In the best case, a local GPU VRAM hit may add ~0-2ms to the request for a 1k token prefix on a small model. The same cache on a shared CPU DRAM cache on the same machine can add ~10-40ms. For a cross-node shared cache for replicas across machines, ~40-120 ms can be added. A cross-node shared cache with faster fabric might bring that down to ~25-50ms.

A good rule of thumb is that if the time for a model to recompute the prefix is greater than 100-300ms, shared caching is likely a good choice. If the prompts are shorter than 300-500 tokens, the transfer overhead is not likely to be necessary, and session affinity caching is probably all you need. For most use-cases, the added latency is acceptable for the compute and price-saving benefits of hitting the cache consistently.

There are currently no providers that publicly advertise this ideal prompt caching architecture yet, but it is likely that some major inference providers, like OpenAI, Google, etc. have either already implemented similar advanced architectures or are in the process of building them out for their own inference endpoints.

Teams today can capture most prompt caching gains by focusing on session-affinity routing, ordered prompt-templates, tiered task-level routing, and good observability and monitoring. The key factors to monitor in an advanced prompt caching system are the cache hit rate over time, TTFT, and the per-replica cache utilization. If the hit rate drops, it could indicate a scaling event or prompt structure change. Visibility is key. If you’re interested in adding cross-replica KV synchronization, start by baselining your cache hit rate and TTFT with your current session-affinity setup. Then make sure you’re exercising good prompt discipline, and standardize the prompt order so static tokens always come first. Then based on your cache hit rate, determine if a shared-cache strategy would really help.
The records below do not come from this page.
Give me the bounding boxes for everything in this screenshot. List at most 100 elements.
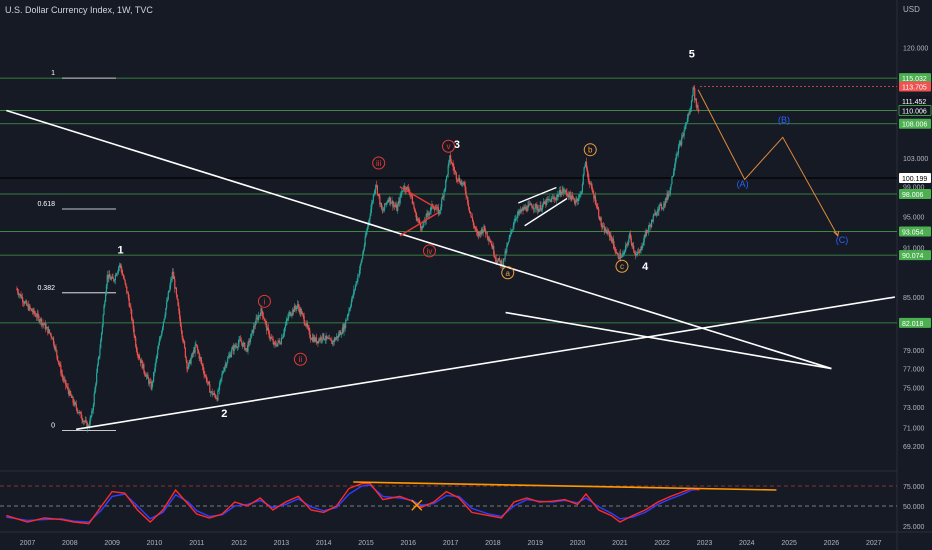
candle-body [386, 202, 388, 204]
candle-body [116, 273, 118, 276]
candle-body [642, 245, 644, 249]
candle-body [57, 355, 59, 361]
candle-body [369, 215, 371, 219]
candle-body [105, 293, 107, 302]
symbol-title[interactable]: U.S. Dollar Currency Index, 1W, TVC [5, 5, 153, 15]
candle-body [80, 412, 82, 419]
candle-body [558, 193, 560, 197]
candle-body [201, 360, 203, 365]
candle-body [489, 240, 492, 243]
candle-body [487, 237, 489, 239]
candle-body [360, 261, 362, 265]
candle-body [448, 160, 450, 166]
candle-body [161, 327, 164, 331]
candle-body [310, 337, 312, 340]
price-box-label: 113.705 [902, 85, 927, 92]
candle-body [613, 244, 615, 250]
candle-body [170, 280, 172, 286]
wave-label: 4 [642, 261, 649, 273]
candle-body [525, 206, 527, 211]
candle-body [283, 332, 285, 336]
candle-body [655, 213, 658, 216]
candle-body [85, 420, 87, 422]
candle-body [67, 387, 69, 391]
candle-body [583, 167, 585, 175]
candle-body [37, 313, 39, 316]
candle-body [366, 230, 368, 235]
candle-body [188, 362, 190, 369]
candle-body [428, 212, 431, 216]
candle-body [128, 298, 130, 307]
candle-body [692, 87, 694, 96]
candle-body [614, 249, 616, 251]
candle-body [472, 221, 474, 226]
candle-body [362, 249, 365, 254]
candle-body [683, 129, 685, 136]
candle-body [538, 209, 540, 212]
candle-body [257, 315, 260, 320]
candle-body [441, 199, 443, 208]
candle-body [138, 355, 140, 358]
candle-body [372, 195, 374, 202]
time-tick-label: 2013 [274, 540, 290, 547]
candle-body [183, 341, 186, 348]
candle-body [285, 320, 287, 325]
candle-body [120, 264, 122, 270]
candle-body [122, 275, 125, 279]
candle-body [208, 381, 210, 384]
candle-body [159, 337, 161, 341]
candle-body [450, 155, 452, 162]
candle-body [578, 194, 580, 199]
candle-body [635, 255, 637, 256]
candle-body [309, 330, 311, 338]
oscillator-tick-label: 25.000 [903, 524, 925, 531]
candle-body [368, 218, 370, 222]
candle-body [250, 333, 252, 339]
candle-body [581, 191, 583, 194]
candle-body [493, 246, 495, 255]
candle-body [382, 210, 384, 212]
candle-body [677, 153, 679, 155]
candle-body [647, 228, 649, 232]
candle-body [399, 195, 401, 203]
candle-body [598, 208, 600, 217]
price-tick-label: 75.000 [903, 386, 925, 393]
price-tick-label: 85.000 [903, 295, 925, 302]
candle-body [677, 146, 680, 154]
candle-body [440, 207, 442, 211]
time-tick-label: 2016 [401, 540, 417, 547]
candlestick-chart[interactable]: 10.6180.382012345iiiiiiivvabc(B)(A)(C)12… [0, 0, 932, 550]
candle-body [70, 391, 72, 396]
candle-body [118, 267, 120, 272]
candle-body [262, 311, 264, 317]
candle-body [219, 379, 221, 383]
candle-body [254, 324, 256, 327]
candle-body [105, 285, 108, 294]
candle-body [362, 253, 364, 259]
time-tick-label: 2026 [824, 540, 840, 547]
candle-body [205, 376, 208, 382]
candle-body [597, 206, 599, 209]
candle-body [445, 176, 448, 181]
candle-body [620, 256, 623, 258]
price-tick-label: 73.000 [903, 405, 925, 412]
candle-body [513, 223, 515, 226]
candle-body [30, 308, 33, 311]
wave-label: 5 [689, 49, 695, 61]
candle-body [136, 351, 138, 356]
candle-body [33, 309, 35, 314]
candle-body [153, 371, 156, 373]
candle-body [65, 379, 67, 386]
candle-body [383, 208, 385, 211]
time-tick-label: 2018 [485, 540, 501, 547]
candle-body [371, 203, 373, 210]
candle-body [591, 186, 593, 191]
candle-body [50, 333, 52, 337]
chart-background [0, 0, 932, 550]
candle-body [152, 381, 154, 383]
candle-body [287, 318, 289, 320]
candle-body [378, 193, 380, 197]
candle-body [402, 190, 404, 192]
candle-body [555, 197, 557, 201]
wave-label-circled: i [264, 297, 266, 306]
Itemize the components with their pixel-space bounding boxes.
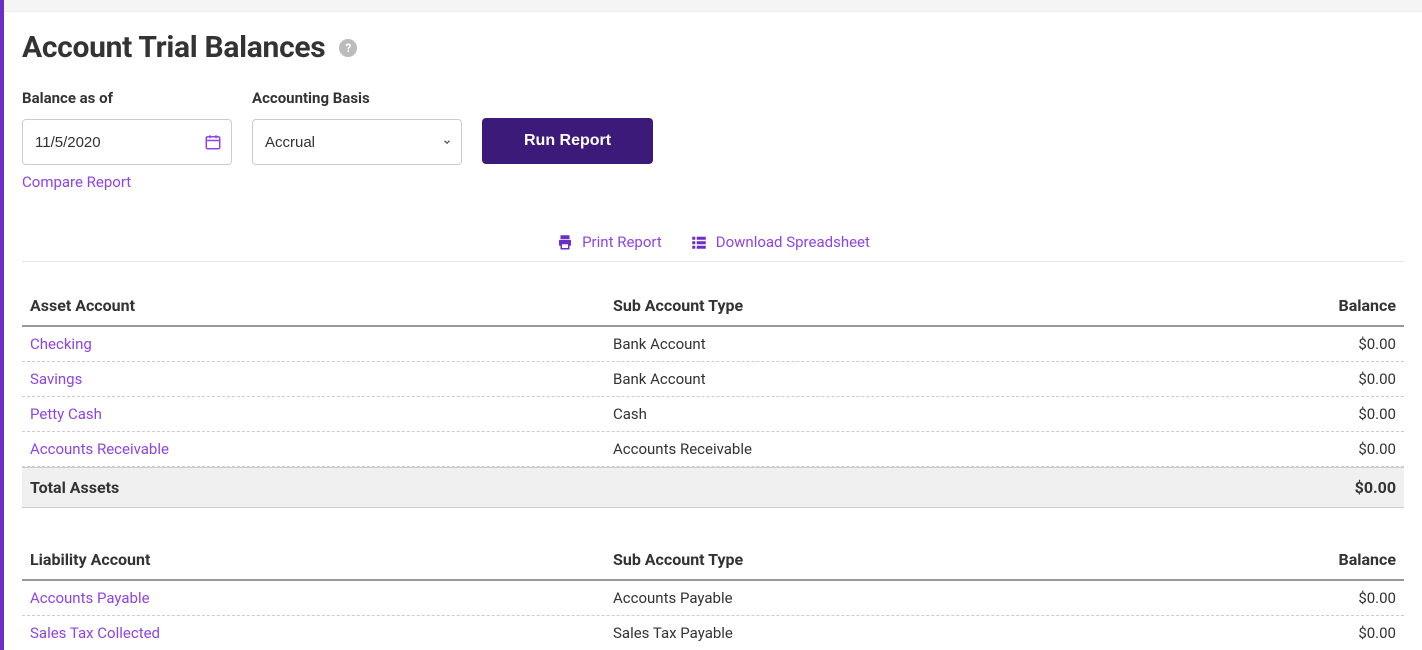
sub-account-cell: Sales Tax Payable <box>613 624 1196 642</box>
sub-account-cell: Bank Account <box>613 370 1196 388</box>
print-icon <box>556 233 574 251</box>
sub-account-cell: Cash <box>613 405 1196 423</box>
balance-date-input[interactable] <box>22 119 232 165</box>
balance-cell: $0.00 <box>1196 405 1396 423</box>
accounting-basis-label: Accounting Basis <box>252 89 462 107</box>
sub-account-cell: Accounts Receivable <box>613 440 1196 458</box>
balance-cell: $0.00 <box>1196 589 1396 607</box>
balance-cell: $0.00 <box>1196 335 1396 353</box>
actions-row: Print Report Download Spreadsheet <box>22 215 1404 262</box>
print-report-link[interactable]: Print Report <box>556 233 662 251</box>
liabilities-table: Liability Account Sub Account Type Balan… <box>22 540 1404 650</box>
sub-account-cell: Bank Account <box>613 335 1196 353</box>
section-gap <box>22 508 1404 540</box>
balance-date-label: Balance as of <box>22 89 232 107</box>
balance-date-group: Balance as of Compare Report <box>22 89 232 191</box>
total-assets-value: $0.00 <box>1196 478 1396 497</box>
spreadsheet-icon <box>690 233 708 251</box>
help-icon[interactable]: ? <box>339 39 357 57</box>
table-row: Sales Tax Collected Sales Tax Payable $0… <box>22 616 1404 650</box>
assets-table: Asset Account Sub Account Type Balance C… <box>22 286 1404 508</box>
account-link[interactable]: Accounts Receivable <box>30 440 613 458</box>
table-row: Petty Cash Cash $0.00 <box>22 397 1404 432</box>
date-input-wrap <box>22 119 232 165</box>
table-row: Accounts Receivable Accounts Receivable … <box>22 432 1404 467</box>
sub-account-cell: Accounts Payable <box>613 589 1196 607</box>
table-row: Savings Bank Account $0.00 <box>22 362 1404 397</box>
assets-header-account: Asset Account <box>30 296 613 315</box>
assets-header-sub: Sub Account Type <box>613 296 1196 315</box>
liabilities-header-account: Liability Account <box>30 550 613 569</box>
basis-select-wrap: Accrual <box>252 119 462 165</box>
liabilities-header-balance: Balance <box>1196 550 1396 569</box>
account-link[interactable]: Accounts Payable <box>30 589 613 607</box>
run-report-button[interactable]: Run Report <box>482 118 653 164</box>
compare-report-link[interactable]: Compare Report <box>22 173 232 191</box>
page-title-row: Account Trial Balances ? <box>22 30 1404 65</box>
top-bar <box>4 0 1422 12</box>
liabilities-header-sub: Sub Account Type <box>613 550 1196 569</box>
balance-cell: $0.00 <box>1196 440 1396 458</box>
accounting-basis-select[interactable]: Accrual <box>252 119 462 165</box>
balance-cell: $0.00 <box>1196 624 1396 642</box>
page-title: Account Trial Balances <box>22 30 325 65</box>
download-spreadsheet-label: Download Spreadsheet <box>716 233 870 251</box>
account-link[interactable]: Savings <box>30 370 613 388</box>
account-link[interactable]: Checking <box>30 335 613 353</box>
download-spreadsheet-link[interactable]: Download Spreadsheet <box>690 233 870 251</box>
account-link[interactable]: Sales Tax Collected <box>30 624 613 642</box>
balance-cell: $0.00 <box>1196 370 1396 388</box>
main-content: Account Trial Balances ? Balance as of C… <box>4 12 1422 650</box>
assets-total-row: Total Assets $0.00 <box>22 467 1404 508</box>
total-assets-label: Total Assets <box>30 478 613 497</box>
assets-table-header: Asset Account Sub Account Type Balance <box>22 286 1404 327</box>
account-link[interactable]: Petty Cash <box>30 405 613 423</box>
accounting-basis-group: Accounting Basis Accrual <box>252 89 462 165</box>
liabilities-table-header: Liability Account Sub Account Type Balan… <box>22 540 1404 581</box>
print-report-label: Print Report <box>582 233 662 251</box>
table-row: Accounts Payable Accounts Payable $0.00 <box>22 581 1404 616</box>
filters-row: Balance as of Compare Report Accounting … <box>22 89 1404 191</box>
table-row: Checking Bank Account $0.00 <box>22 327 1404 362</box>
assets-header-balance: Balance <box>1196 296 1396 315</box>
Notes on Prompt Structure Best Practices

In all prompt caching architectures, the prompt structure will determine your hit rate. Static content is first, and variable content is last. The prompt order should always be: system prompt, tool definitions, few-shot examples, conversation history, and current user message. Do not add timestamps or request IDs at the top of the system prompts, and avoid adding dynamic messages that change per-request. In multi-task architectures, these will limit the prefix-aware router from correctly routing the request.

Prompt caching only caches input prompt prefixes, not model outputs. Each response is still generated fresh. As a separate application-layer optimization at high scale, an exact-match response cache (like Redis) can be used to skip inference entirely for identical repeated requests at temperature zero. A semantic cache using embeddings can extend this to near-duplicate prompts. It can also be pragmatic to add a limited lifetime (TTL) parameter to your cache that is set by the user during inference.

Conclusion

For most teams, the right call right now is session affinity with strong engine-level prefix reuse and careful prompt structure. But the shared cache layer is coming, and the teams that will benefit most from it are the ones who’ve already structured their prompts and routing logic to take advantage of it. The architecture decisions you make at two replicas will determine how much you capture when that layer becomes available.